17.         En l'espèce, dès lors qu'il a refusé de délivrer une autorisation de séjour au recourant, l'OCPM devait en soi ordonner son renvoi de Suisse en application de l'art. 64 al. 1 let. c LEI, aucun élément ne laissant pour le surplus supposer que l'exécution de cette mesure ne serait pas possible, pas licite ou qu'elle ne pourrait être raisonnablement exigée (art. 83 LEI).

18.         Intégralement infondé, le recours sera donc rejeté.

19.         En application des art. 87 al. 1 LPA et 1 et 2 du règlement sur les frais, émoluments et indemnités en procédure administrative du 30 juillet 1986 (RFPA - E 5 10.03), le recourant, qui succombe, est condamné au paiement d’un émolument s'élevant à CHF 700.- ; il est partiellement couvert par l’avance de frais de CHF 500.- versée à la suite du dépôt du recours.

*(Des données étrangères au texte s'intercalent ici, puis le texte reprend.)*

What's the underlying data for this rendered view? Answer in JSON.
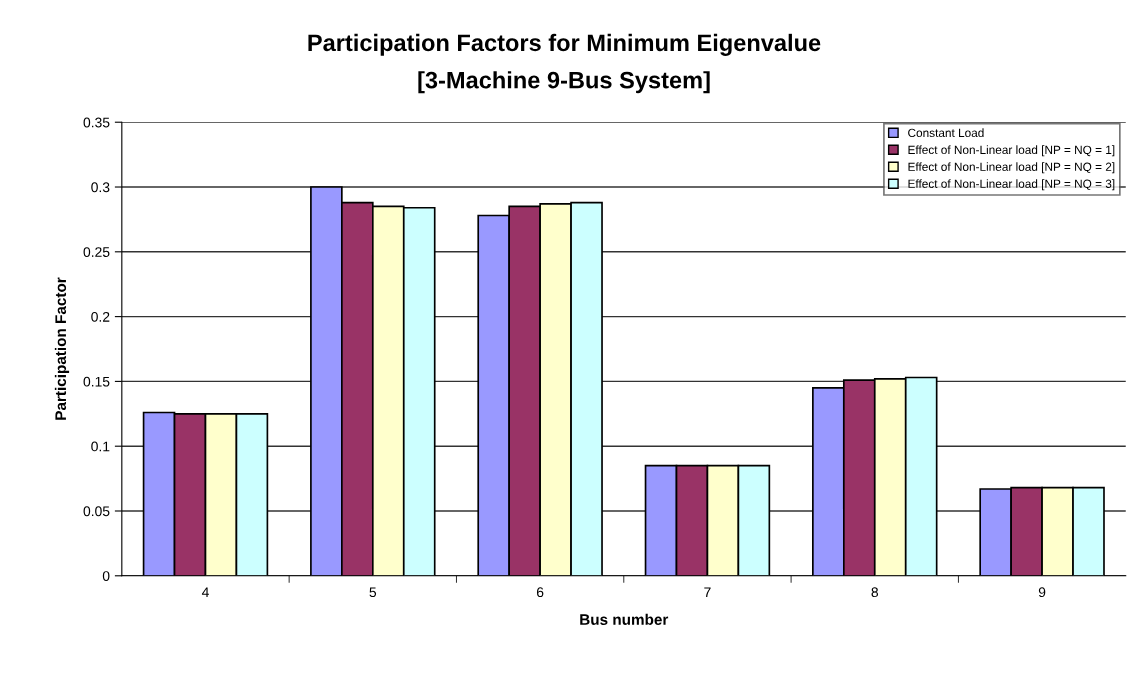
{
  "chart_data": {
    "type": "bar",
    "title": "Participation Factors for Minimum Eigenvalue",
    "subtitle": "[3-Machine 9-Bus System]",
    "xlabel": "Bus number",
    "ylabel": "Participation Factor",
    "categories": [
      "4",
      "5",
      "6",
      "7",
      "8",
      "9"
    ],
    "series": [
      {
        "name": "Constant Load",
        "color": "#9999ff",
        "values": [
          0.126,
          0.3,
          0.278,
          0.085,
          0.145,
          0.067
        ]
      },
      {
        "name": "Effect of Non-Linear load [NP = NQ = 1]",
        "color": "#993366",
        "values": [
          0.125,
          0.288,
          0.285,
          0.085,
          0.151,
          0.068
        ]
      },
      {
        "name": "Effect of Non-Linear load [NP = NQ = 2]",
        "color": "#ffffcc",
        "values": [
          0.125,
          0.285,
          0.287,
          0.085,
          0.152,
          0.068
        ]
      },
      {
        "name": "Effect of Non-Linear load [NP = NQ = 3]",
        "color": "#ccffff",
        "values": [
          0.125,
          0.284,
          0.288,
          0.085,
          0.153,
          0.068
        ]
      }
    ],
    "ylim": [
      0,
      0.35
    ],
    "yticks": [
      {
        "value": 0,
        "label": "0"
      },
      {
        "value": 0.05,
        "label": "0.05"
      },
      {
        "value": 0.1,
        "label": "0.1"
      },
      {
        "value": 0.15,
        "label": "0.15"
      },
      {
        "value": 0.2,
        "label": "0.2"
      },
      {
        "value": 0.25,
        "label": "0.25"
      },
      {
        "value": 0.3,
        "label": "0.3"
      },
      {
        "value": 0.35,
        "label": "0.35"
      }
    ],
    "grid": "y",
    "legend": "top right"
  }
}
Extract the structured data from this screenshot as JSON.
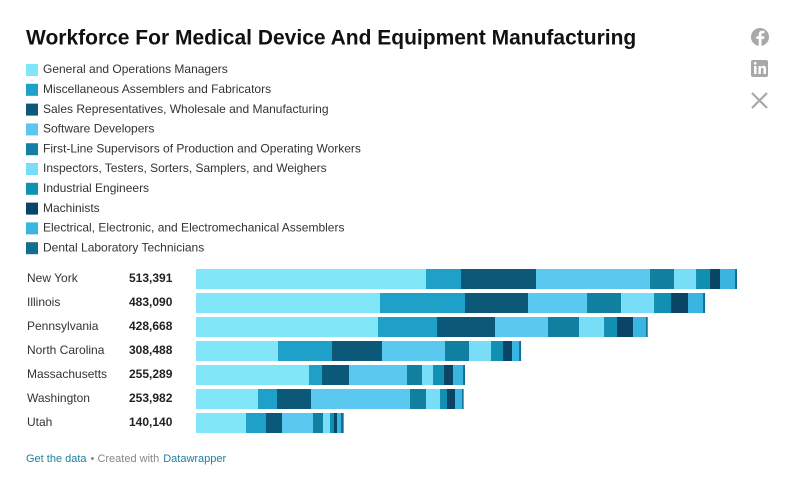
{
  "chart_data": {
    "type": "stacked-bar-horizontal",
    "title": "Workforce For Medical Device And Equipment Manufacturing",
    "categories": [
      "New York",
      "Illinois",
      "Pennsylvania",
      "North Carolina",
      "Massachusetts",
      "Washington",
      "Utah"
    ],
    "totals": [
      513391,
      483090,
      428668,
      308488,
      255289,
      253982,
      140140
    ],
    "total_labels": [
      "513,391",
      "483,090",
      "428,668",
      "308,488",
      "255,289",
      "253,982",
      "140,140"
    ],
    "series": [
      {
        "name": "General and Operations Managers",
        "color": "#80e6f8",
        "values": [
          218270,
          174620,
          172720,
          77820,
          107240,
          58840,
          47450
        ]
      },
      {
        "name": "Miscellaneous Assemblers and Fabricators",
        "color": "#1fa0c9",
        "values": [
          33215,
          80670,
          55990,
          51250,
          12340,
          18030,
          18980
        ]
      },
      {
        "name": "Sales Representatives, Wholesale and Manufacturing",
        "color": "#0b5878",
        "values": [
          71175,
          59790,
          55040,
          47450,
          25620,
          32270,
          15180
        ]
      },
      {
        "name": "Software Developers",
        "color": "#5bc8f0",
        "values": [
          108190,
          55990,
          50300,
          59790,
          55040,
          93950,
          29420
        ]
      },
      {
        "name": "First-Line Supervisors of Production and Operating Workers",
        "color": "#117f9f",
        "values": [
          22780,
          32270,
          29420,
          22780,
          14240,
          15180,
          9490
        ]
      },
      {
        "name": "Inspectors, Testers, Sorters, Samplers, and Weighers",
        "color": "#78def8",
        "values": [
          20880,
          31320,
          23730,
          20880,
          10440,
          13290,
          6640
        ]
      },
      {
        "name": "Industrial Engineers",
        "color": "#1290b3",
        "values": [
          13285,
          16130,
          12340,
          11390,
          10440,
          6640,
          3800
        ]
      },
      {
        "name": "Machinists",
        "color": "#0a4565",
        "values": [
          9490,
          16130,
          15180,
          8540,
          8540,
          7590,
          2850
        ]
      },
      {
        "name": "Electrical, Electronic, and Electromechanical Assemblers",
        "color": "#3ab4e0",
        "values": [
          14235,
          14240,
          12340,
          6640,
          9490,
          6640,
          3800
        ]
      },
      {
        "name": "Dental Laboratory Technicians",
        "color": "#136f92",
        "values": [
          1871,
          1930,
          1608,
          1948,
          1899,
          1552,
          2530
        ]
      }
    ],
    "footer": {
      "link": "Get the data",
      "credit": "• Created with",
      "credit_link": "Datawrapper"
    }
  }
}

Vu l’issue du litige, aucune indemnité de procédure ne lui sera allouée (art. 87 al. 2 LPA).

20.         En vertu des art. 89 al. 2 et 111 al. 2 de la loi sur le Tribunal fédéral du 17 juin 2005 (LTF - RS 173.110), le présent jugement sera communiqué au secrétariat d'État aux migrations.

 


PAR CES MOTIFS

LE TRIBUNAL ADMINISTRATIF

DE PREMIÈRE INSTANCE

1.             déclare recevable le recours interjeté le 31 octobre 2022 par Monsieur A______ contre la décision de l'office cantonal de la population et des migrations du 28 septembre 2022 ;

2.             le rejette ;

3.             met à la charge du recourant un émolument de CHF 700.-, lequel est partiellement couvert par l'avance de frais ;

4.             dit qu’il n’est pas alloué d’indemnité de procédure ;

5.             dit que, conformément aux art. 132 LOJ, 62 al. 1 let. a et 65 LPA, le présent jugement est susceptible de faire l'objet d'un recours auprès de la chambre administrative de la Cour de justice (10 rue de Saint-Léger, case postale 1956, 1211 Genève 1) dans les trente jours à compter de sa notification. L'acte de recours doit être dûment motivé et contenir, sous peine d'irrecevabilité, la désignation du jugement attaqué et les conclusions du recourant. Il doit être accompagné du présent jugement et des autres pièces dont dispose le recourant.

Au nom du Tribunal :

Le président

Olivier BINDSCHEDLER TORNARE

 

Copie conforme de ce jugement est communiquée aux parties, ainsi qu’au secrétariat d'État aux migrations.